彼の瞳に独占されています
◆愛を受け止められないのはなぜ


永瀬さんと食事の約束を取り付けた数日後、私はいつも通りスーツを求めてきた男性の接客をしていた。

四十代前半らしき男性は、売場にあるスーツを品定めしながら、思い出したようにこんなことを言う。


「前、別の店でセールで売ってた格安のスーツを買ったんだけど、靴擦れの部分がまったくなかったんだよ。あれは不良品なのかな?」

「靴擦れですか……」


反すうして、考えを巡らせる。

“靴擦れ”というのは、スラックスの裾の後ろ側にニミリほど飛び出すように付けられる、当て布の部分のこと。スラックスの折り返しが傷付くのを防ぐためのものだ。

オーダースーツの場合には、ブランド名などが刺繍された生地の耳、つまり生地の端の部分で作られることが多い。
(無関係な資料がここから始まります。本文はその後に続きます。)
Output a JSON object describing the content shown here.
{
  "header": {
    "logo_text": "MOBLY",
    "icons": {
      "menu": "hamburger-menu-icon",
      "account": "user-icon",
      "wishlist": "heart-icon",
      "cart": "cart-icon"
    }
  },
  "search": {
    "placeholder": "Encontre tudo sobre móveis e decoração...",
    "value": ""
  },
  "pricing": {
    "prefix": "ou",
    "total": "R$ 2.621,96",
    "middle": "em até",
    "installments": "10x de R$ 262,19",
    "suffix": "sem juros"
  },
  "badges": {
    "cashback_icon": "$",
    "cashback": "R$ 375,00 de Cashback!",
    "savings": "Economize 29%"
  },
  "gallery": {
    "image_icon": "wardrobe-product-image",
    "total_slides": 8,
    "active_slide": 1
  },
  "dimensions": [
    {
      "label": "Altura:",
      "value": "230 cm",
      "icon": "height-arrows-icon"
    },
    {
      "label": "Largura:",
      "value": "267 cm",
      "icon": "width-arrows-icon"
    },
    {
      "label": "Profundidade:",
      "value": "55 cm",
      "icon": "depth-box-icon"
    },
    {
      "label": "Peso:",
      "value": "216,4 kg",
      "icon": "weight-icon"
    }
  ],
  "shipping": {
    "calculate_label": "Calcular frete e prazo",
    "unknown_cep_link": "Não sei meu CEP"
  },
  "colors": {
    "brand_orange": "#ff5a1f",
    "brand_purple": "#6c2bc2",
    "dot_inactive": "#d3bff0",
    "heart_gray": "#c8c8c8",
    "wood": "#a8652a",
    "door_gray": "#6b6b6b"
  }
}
この刺繍は見えないものだけれど、ブランドの証明にもなって、オーダースーツ愛好者には嬉しいディテールのひとつなのだとか。

うちのオーダースーツには必ずそれが付いているけれど、ないからと言って不良品だと断定してしまっていいものか……。


私にはそこまでの知識はない。どう答えようか考えあぐねていると、私の隣にスッと誰かが現れた。


「最近は靴擦れを取り付けないテーラーさんもいるんですよ」


落ち着いた声で助け船を出してくれたのは、柔らかな笑みを見せる永瀬さんだ。